If only I could talk it through with Danae, I thought. But with thousands of miles separating us, and after such a long seance at Alexis’s apartment, nothing less than a decision there and then would do. And so I reached it. But before accepting I had one last condition: that I first succeed in getting myself elected to parliament. I was not prepared to be another extra-parliamentary finance minister like Stournaras and his successor.11
‘But Yanis, you have never contested an election before,’ Alexis objected. ‘You don’t have the infrastructure in place, and the elections are coming up soon, with you living in Texas!’

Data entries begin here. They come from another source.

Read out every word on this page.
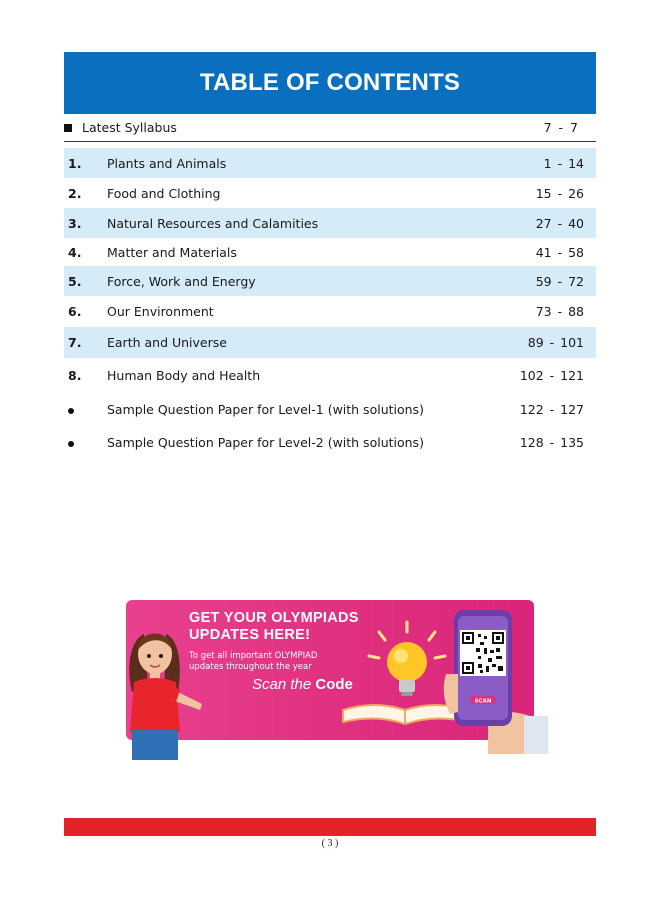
TABLE OF CONTENTS
Latest Syllabus	7 - 7
1.	Plants and Animals	1 - 14
2.	Food and Clothing	15 - 26
3.	Natural Resources and Calamities	27 - 40
4.	Matter and Materials	41 - 58
5.	Force, Work and Energy	59 - 72
6.	Our Environment	73 - 88
7.	Earth and Universe	89 - 101
8.	Human Body and Health	102 - 121
Sample Question Paper for Level-1 (with solutions)	122 - 127
Sample Question Paper for Level-2 (with solutions)	128 - 135
GET YOUR OLYMPIADS
UPDATES HERE!
To get all important OLYMPIAD
updates throughout the year
Scan the Code
SCAN
( 3 )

Pappas intervened with a compromise: I could be on the list for one of the places in parliament allocated by the party leader.12 Alexis then suggested it might be appropriate if I were placed low down on the party list in an ‘honorary’ position, which would not bring a seat in parliament but which would signal the high esteem in which I was held by Syriza.
I was adamant. ‘That will not do. Either I get a direct mandate from the electorate, unmediated by the leadership, or I shall stay away.’ It was not a question of honour. ‘If I am to face up to Wolfgang Schäuble in the Eurogroup, a seasoned politician who has received his people’s backing for decades, I need to go in there with thousands of votes backing me too. Otherwise, I would lack the necessary legitimacy.’